Quase 1 em cada 6 americanos não aguenta uma cocô normal. O sistema imunológico deles fica preso em um ciclo de bactérias intestinais atacantes, causando danos e desencadeando mais ataques. Apenas uma substância quebra esse ciclo, e ela vem do colesterol e da luz solar. O protocolo de alta dose de vitamina D:
DII (Crohn e colite) é um sistema imunológico preso em um "ciclo de desgraça". Suas células T acham que suas bactérias intestinais são inimigas. Eles atacam, o ataque causa dano, e o dano ativa mais células T. É um incêndio que não se apaga porque o "botão de desligar" está quebrado.
Os medicamentos atuais "padrão ouro" (Humira, Remicade) são curativos de alta tecnologia. Eles bloqueiam sinais "a jusante" como o TNF-alpha. Eles param a dor, mas não consertam o "problema". Por isso, 70% dos pacientes recaem dentro de 2 anos após a parada do medicamento. O fogo ainda está fumegando.
Vamos dar um zoom na vitamina D agora. Todos nós conhecemos como uma vitamina óssea, mas na verdade é um potente hormônio imunoregulador.
Praticamente toda célula imune possui um Receptor de Vitamina D (VDR). É o sistema operacional para sua tolerância imunológica. Quando os níveis de D3 estão altos, isso força as células T a mudarem de "Ataque" (Th17) para "Regulatório" (Tregs).
Pense no revestimento do seu abdômen como uma parede de tijolos. Na IBD, a "argamassa" entre os tijolos (junções apertadas) falha. Chamamos isso de intestino permeável.
A vitamina D age como um pedreiro. Ele regula proteínas como Ocludin e ZO-1 que fecham essas lacunas, impedindo que bactérias "vazem" para o seu sangue.
O problema é que a "Dose Diária Recomendada" (RDA) é uma piada para a DII. Os 600-800 UI sugeridos pelo governo são o suficiente para evitar que seus ossos amoleçam (raquitismo).

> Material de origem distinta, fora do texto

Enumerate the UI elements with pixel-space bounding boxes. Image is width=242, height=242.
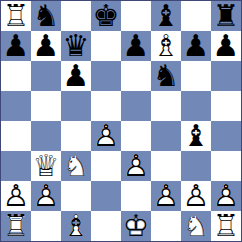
black-pawn[interactable]: ♟: [121, 31, 151, 61]
square-h4[interactable]: [211, 121, 241, 151]
square-g4[interactable]: ♝: [181, 121, 211, 151]
square-f2[interactable]: ♟♙: [151, 181, 181, 211]
square-f4[interactable]: [151, 121, 181, 151]
black-king[interactable]: ♚: [91, 1, 121, 31]
square-a5[interactable]: [1, 91, 31, 121]
square-g8[interactable]: [181, 1, 211, 31]
square-d8[interactable]: ♚: [91, 1, 121, 31]
square-e2[interactable]: [121, 181, 151, 211]
square-c5[interactable]: [61, 91, 91, 121]
black-queen[interactable]: ♛: [61, 31, 91, 61]
square-e1[interactable]: ♚♔: [121, 211, 151, 241]
square-c1[interactable]: ♝♗: [61, 211, 91, 241]
square-b8[interactable]: ♞: [31, 1, 61, 31]
white-king[interactable]: ♚♔: [121, 211, 151, 241]
piece-outline-glyph: ♘: [61, 151, 91, 181]
square-d7[interactable]: [91, 31, 121, 61]
square-a8[interactable]: ♜♖: [1, 1, 31, 31]
white-pawn[interactable]: ♟♙: [91, 121, 121, 151]
square-c3[interactable]: ♞♘: [61, 151, 91, 181]
piece-outline-glyph: ♗: [151, 31, 181, 61]
white-pawn[interactable]: ♟♙: [31, 181, 61, 211]
black-pawn[interactable]: ♟: [181, 31, 211, 61]
square-h2[interactable]: ♟♙: [211, 181, 241, 211]
square-e7[interactable]: ♟: [121, 31, 151, 61]
black-pawn[interactable]: ♟: [1, 31, 31, 61]
square-d2[interactable]: [91, 181, 121, 211]
square-d4[interactable]: ♟♙: [91, 121, 121, 151]
white-pawn[interactable]: ♟♙: [1, 181, 31, 211]
square-c8[interactable]: [61, 1, 91, 31]
square-g1[interactable]: ♞♘: [181, 211, 211, 241]
square-h8[interactable]: ♜: [211, 1, 241, 31]
square-f5[interactable]: [151, 91, 181, 121]
white-knight[interactable]: ♞♘: [181, 211, 211, 241]
square-g7[interactable]: ♟: [181, 31, 211, 61]
square-b2[interactable]: ♟♙: [31, 181, 61, 211]
square-a7[interactable]: ♟: [1, 31, 31, 61]
piece-outline-glyph: ♙: [31, 181, 61, 211]
white-queen[interactable]: ♛♕: [31, 151, 61, 181]
square-f8[interactable]: ♝: [151, 1, 181, 31]
square-b4[interactable]: [31, 121, 61, 151]
square-h1[interactable]: ♜♖: [211, 211, 241, 241]
square-d1[interactable]: [91, 211, 121, 241]
square-h3[interactable]: [211, 151, 241, 181]
black-pawn[interactable]: ♟: [211, 31, 241, 61]
black-bishop[interactable]: ♝: [181, 121, 211, 151]
white-bishop[interactable]: ♝♗: [151, 31, 181, 61]
square-f1[interactable]: [151, 211, 181, 241]
black-bishop[interactable]: ♝: [151, 1, 181, 31]
black-rook[interactable]: ♜: [211, 1, 241, 31]
square-a4[interactable]: [1, 121, 31, 151]
square-f3[interactable]: [151, 151, 181, 181]
square-d6[interactable]: [91, 61, 121, 91]
square-a6[interactable]: [1, 61, 31, 91]
piece-outline-glyph: ♙: [121, 151, 151, 181]
black-knight[interactable]: ♞: [151, 61, 181, 91]
square-a3[interactable]: [1, 151, 31, 181]
square-g2[interactable]: ♟♙: [181, 181, 211, 211]
piece-outline-glyph: ♘: [181, 211, 211, 241]
piece-outline-glyph: ♖: [1, 211, 31, 241]
square-b6[interactable]: [31, 61, 61, 91]
square-e4[interactable]: [121, 121, 151, 151]
white-knight[interactable]: ♞♘: [61, 151, 91, 181]
piece-outline-glyph: ♖: [211, 211, 241, 241]
white-rook[interactable]: ♜♖: [1, 1, 31, 31]
square-d3[interactable]: [91, 151, 121, 181]
square-b5[interactable]: [31, 91, 61, 121]
square-h5[interactable]: [211, 91, 241, 121]
piece-outline-glyph: ♔: [121, 211, 151, 241]
white-rook[interactable]: ♜♖: [1, 211, 31, 241]
piece-outline-glyph: ♖: [1, 1, 31, 31]
white-bishop[interactable]: ♝♗: [61, 211, 91, 241]
white-pawn[interactable]: ♟♙: [181, 181, 211, 211]
black-pawn[interactable]: ♟: [61, 61, 91, 91]
square-e5[interactable]: [121, 91, 151, 121]
square-h6[interactable]: [211, 61, 241, 91]
square-g5[interactable]: [181, 91, 211, 121]
square-c7[interactable]: ♛: [61, 31, 91, 61]
white-pawn[interactable]: ♟♙: [121, 151, 151, 181]
piece-outline-glyph: ♕: [31, 151, 61, 181]
piece-outline-glyph: ♙: [151, 181, 181, 211]
white-pawn[interactable]: ♟♙: [151, 181, 181, 211]
piece-outline-glyph: ♙: [91, 121, 121, 151]
square-b7[interactable]: ♟: [31, 31, 61, 61]
piece-outline-glyph: ♙: [211, 181, 241, 211]
square-d5[interactable]: [91, 91, 121, 121]
chess-board: ♜♖♞♚♝♜♟♟♛♟♝♗♟♟♟♞♟♙♝♛♕♞♘♟♙♟♙♟♙♟♙♟♙♟♙♜♖♝♗♚…: [0, 0, 242, 242]
square-h7[interactable]: ♟: [211, 31, 241, 61]
white-pawn[interactable]: ♟♙: [211, 181, 241, 211]
piece-outline-glyph: ♙: [181, 181, 211, 211]
square-a1[interactable]: ♜♖: [1, 211, 31, 241]
square-e3[interactable]: ♟♙: [121, 151, 151, 181]
piece-outline-glyph: ♗: [61, 211, 91, 241]
square-e8[interactable]: [121, 1, 151, 31]
square-f7[interactable]: ♝♗: [151, 31, 181, 61]
square-e6[interactable]: [121, 61, 151, 91]
black-pawn[interactable]: ♟: [31, 31, 61, 61]
square-b3[interactable]: ♛♕: [31, 151, 61, 181]
square-c4[interactable]: [61, 121, 91, 151]
square-a2[interactable]: ♟♙: [1, 181, 31, 211]
piece-outline-glyph: ♙: [1, 181, 31, 211]
square-g6[interactable]: [181, 61, 211, 91]
square-f6[interactable]: ♞: [151, 61, 181, 91]
square-c6[interactable]: ♟: [61, 61, 91, 91]
square-b1[interactable]: [31, 211, 61, 241]
square-g3[interactable]: [181, 151, 211, 181]
white-rook[interactable]: ♜♖: [211, 211, 241, 241]
black-knight[interactable]: ♞: [31, 1, 61, 31]
square-c2[interactable]: [61, 181, 91, 211]
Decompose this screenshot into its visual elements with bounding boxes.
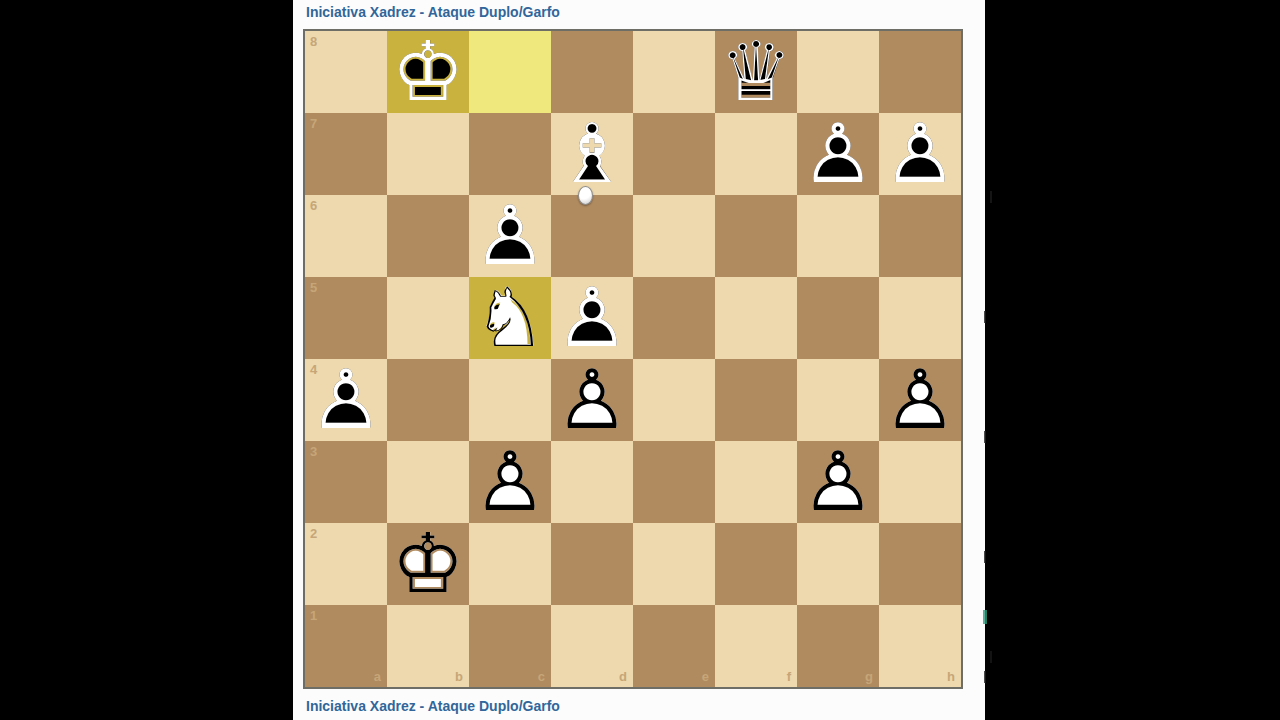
white-pawn[interactable]: ♟♙	[879, 359, 961, 441]
rank-label-2: 2	[310, 526, 317, 541]
square-b2[interactable]: ♚♔	[387, 523, 469, 605]
square-g4[interactable]	[797, 359, 879, 441]
square-g3[interactable]: ♟♙	[797, 441, 879, 523]
black-pawn[interactable]: ♟♙	[469, 195, 551, 277]
black-pawn[interactable]: ♟♙	[305, 359, 387, 441]
square-b1[interactable]: b	[387, 605, 469, 687]
square-f6[interactable]	[715, 195, 797, 277]
square-d5[interactable]: ♟♙	[551, 277, 633, 359]
square-b3[interactable]	[387, 441, 469, 523]
square-f7[interactable]	[715, 113, 797, 195]
file-label-f: f	[787, 669, 791, 684]
square-c8[interactable]	[469, 31, 551, 113]
black-pawn[interactable]: ♟♙	[879, 113, 961, 195]
file-label-h: h	[947, 669, 955, 684]
square-b7[interactable]	[387, 113, 469, 195]
square-a4[interactable]: 4♟♙	[305, 359, 387, 441]
black-pawn[interactable]: ♟♙	[551, 277, 633, 359]
square-c4[interactable]	[469, 359, 551, 441]
square-c6[interactable]: ♟♙	[469, 195, 551, 277]
square-a8[interactable]: 8	[305, 31, 387, 113]
black-king[interactable]: ♚♔	[387, 31, 469, 113]
square-d7[interactable]: ♝♗	[551, 113, 633, 195]
square-e7[interactable]	[633, 113, 715, 195]
square-h6[interactable]	[879, 195, 961, 277]
page-title: Iniciativa Xadrez - Ataque Duplo/Garfo	[306, 4, 560, 20]
square-a3[interactable]: 3	[305, 441, 387, 523]
square-g6[interactable]	[797, 195, 879, 277]
square-a7[interactable]: 7	[305, 113, 387, 195]
file-label-e: e	[702, 669, 709, 684]
chess-board: 8♚♔♛♕7♝♗♟♙♟♙6♟♙5♞♘♟♙4♟♙♟♙♟♙3♟♙♟♙2♚♔1abcd…	[303, 29, 963, 689]
square-b8[interactable]: ♚♔	[387, 31, 469, 113]
square-h2[interactable]	[879, 523, 961, 605]
white-pawn[interactable]: ♟♙	[469, 441, 551, 523]
file-label-d: d	[619, 669, 627, 684]
file-label-b: b	[455, 669, 463, 684]
square-f3[interactable]	[715, 441, 797, 523]
rank-label-8: 8	[310, 34, 317, 49]
square-h8[interactable]	[879, 31, 961, 113]
square-f5[interactable]	[715, 277, 797, 359]
black-pawn[interactable]: ♟♙	[797, 113, 879, 195]
white-knight[interactable]: ♞♘	[469, 277, 551, 359]
file-label-g: g	[865, 669, 873, 684]
square-e8[interactable]	[633, 31, 715, 113]
square-f2[interactable]	[715, 523, 797, 605]
square-g5[interactable]	[797, 277, 879, 359]
rank-label-5: 5	[310, 280, 317, 295]
file-label-c: c	[538, 669, 545, 684]
square-d6[interactable]	[551, 195, 633, 277]
square-h1[interactable]: h	[879, 605, 961, 687]
square-c2[interactable]	[469, 523, 551, 605]
square-h3[interactable]	[879, 441, 961, 523]
square-e3[interactable]	[633, 441, 715, 523]
rank-label-7: 7	[310, 116, 317, 131]
square-b4[interactable]	[387, 359, 469, 441]
white-king[interactable]: ♚♔	[387, 523, 469, 605]
square-a5[interactable]: 5	[305, 277, 387, 359]
square-a2[interactable]: 2	[305, 523, 387, 605]
square-d8[interactable]	[551, 31, 633, 113]
square-a6[interactable]: 6	[305, 195, 387, 277]
white-pawn[interactable]: ♟♙	[797, 441, 879, 523]
square-f1[interactable]: f	[715, 605, 797, 687]
file-label-a: a	[374, 669, 381, 684]
square-d3[interactable]	[551, 441, 633, 523]
square-g1[interactable]: g	[797, 605, 879, 687]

Para "reprogramar" um sistema imunológico com defeito, você precisa de 10 a 20 vezes essa quantidade.
Pesquisas mostram que, para atingir uma "janela terapêutica" para a autoimunidade, os níveis séricos precisam estar entre 80 e 100 ng/mL. A maioria das pessoas fica entre 20-30 ng/mL. Alcançar a meta frequentemente requer de 10.000 a 20.000 UI por dia, o que assusta a maioria dos médicos, apesar de ser perfeitamente seguro para a maioria dos adultos.
Para contextualizar, seu corpo produz 10.000 UI de vitamina D com apenas 20 minutos de exposição ao sol no verão. A evolução nos projetou para ficar imersos nesse hormônio. Sob essa perspectiva, 10.000 UI não é uma "mega-dose", mas sim a linha fisiológica de base.
O Dr. Cicero Coimbra, neurologista brasileiro, descobriu que muitos pacientes autoimunes têm "Resistência à Vitamina D". Seus receptores são "surdos" até níveis normais. Eles precisam de doses massivas (às vezes 40 mil a 100 mil UI) para finalmente fazer o sistema imunológico "ouvir" o sinal e parar o ataque.
Os dados são difíceis de ignorar. Um estudo com 5.000+ veteranos constatou que aqueles que usavam vitamina D tiveram 34% menos visitas ao pronto-socorro e 53% menos internações por DII. É a diferença entre gerenciar uma crise e preveni-la.
Se você tentar isso, deve usar "Co-fatores". 1. Vitamina K2 (MK-7): Mantém o cálcio fora das artérias e o coloca nos ossos. 2. Magnésio: O "motor" que converte D3 em sua forma ativa. 3. L-Glutamina: O combustível bruto que suas células intestinais precisam para reconstruir a "parede".
Por que seu gastroenterologista não está gritando isso dos telhados? Bem, economia. A vitamina D não pode ser patenteada. Não há orçamento de marketing de 100 milhões de dólares para um nutriente que custa 10 centavos por dia. O sistema médico é otimizado para "gestão de alta margem", não para "remissão de baixo custo".